3. Commitment to Our Work and/or Industry
Every once in a while, I’ll speak with a programmer who looks strong but it turns out that, in the long term, she is ultimately interested in working for a completely different type of company or field or industry. Depending on the nature of the internship, that’s not necessarily a blocker—but since most internships support long-term recruiting efforts in some way, it’s important for interviewers to gauge commitment early.
4. A Sense for Strengths and Preferences
This one is quite broad and possibly the most confusing. Imagine things from my perspective—I’m looking at a pipeline of twenty top programming applicants, and I’m aware of various different mentors and projects that they might get paired with. I won’t eliminate an applicant if he or she comes across as particularly introverted, but it’s helpful to observe and note that tendency as I consider who would interview or ultimately mentor him through what types of activities. This part of the non-technical interview is about making sure the rest of the interview process—and, ideally, the actual internship—is as positive of an experience as possible for the applicant.

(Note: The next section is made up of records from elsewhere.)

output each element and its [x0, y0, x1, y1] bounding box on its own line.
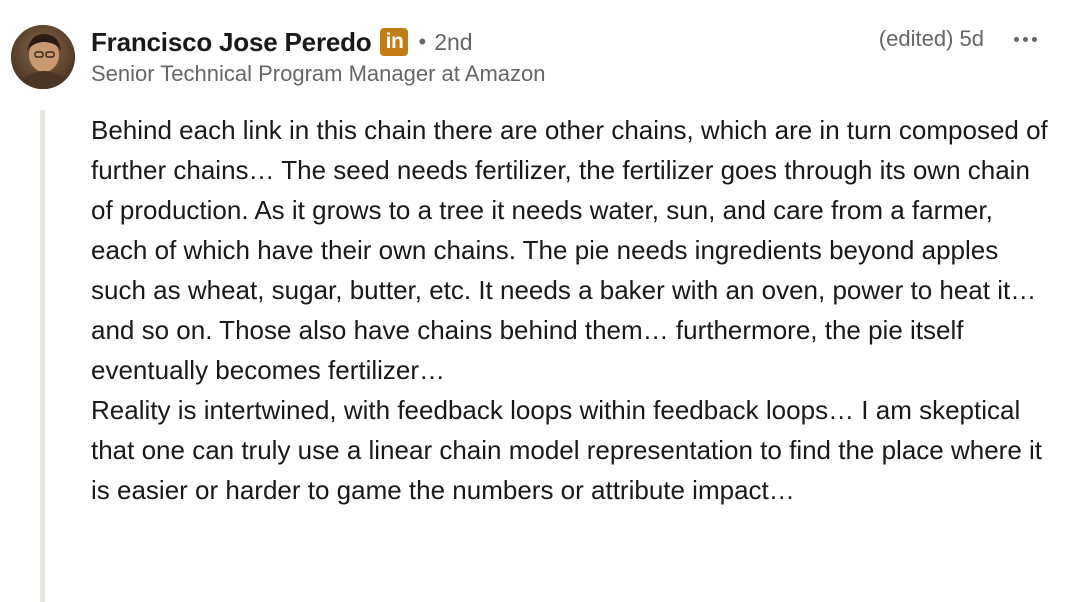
edited-label: (edited) — [878, 26, 954, 51]
linkedin-premium-icon: in — [380, 28, 409, 56]
comment-body: Behind each link in this chain there are… — [91, 110, 1056, 510]
thread-line — [40, 110, 45, 602]
author-headline: Senior Technical Program Manager at Amaz… — [91, 61, 546, 86]
separator-dot: • — [418, 29, 427, 54]
avatar-image — [11, 25, 75, 89]
comment: Francisco Jose Peredo in • 2nd Senior Te… — [0, 0, 1070, 602]
connection-degree: 2nd — [434, 28, 473, 55]
comment-paragraph: Behind each link in this chain there are… — [91, 115, 1048, 385]
avatar[interactable] — [11, 25, 75, 89]
comment-age: 5d — [959, 26, 984, 51]
author-name[interactable]: Francisco Jose Peredo — [91, 27, 372, 58]
author-line: Francisco Jose Peredo in • 2nd — [91, 24, 473, 60]
comment-paragraph: Reality is intertwined, with feedback lo… — [91, 395, 1043, 505]
more-options-button[interactable] — [1005, 24, 1045, 54]
comment-meta: (edited) 5d — [879, 26, 984, 52]
ellipsis-horizontal-icon — [1013, 36, 1019, 42]
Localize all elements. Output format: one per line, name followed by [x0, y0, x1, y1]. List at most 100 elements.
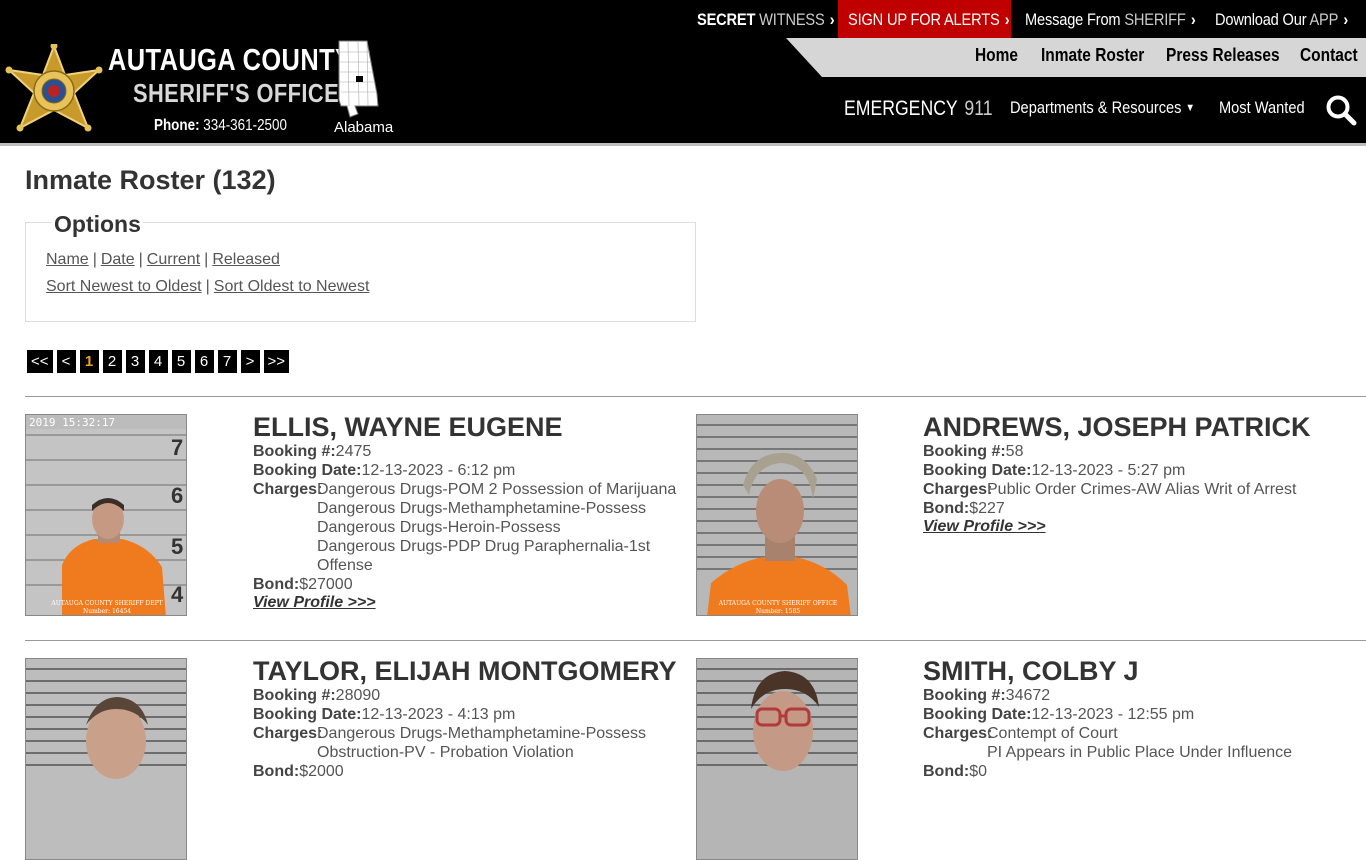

In other words, the big secret is that there is no big secret. At its core, the non-technical interview is pretty pragmatic, and when I conduct them, they last fifteen to thirty minutes maximum. I keep them short, so we can all move on to the good stuff, like the work sample interviews that’ll show us your skills and potential with a great deal more accuracy—as well as, ideally, give you a great glimpse into the nature of the gig so you can decide, for your part, whether we’re the right fit for you.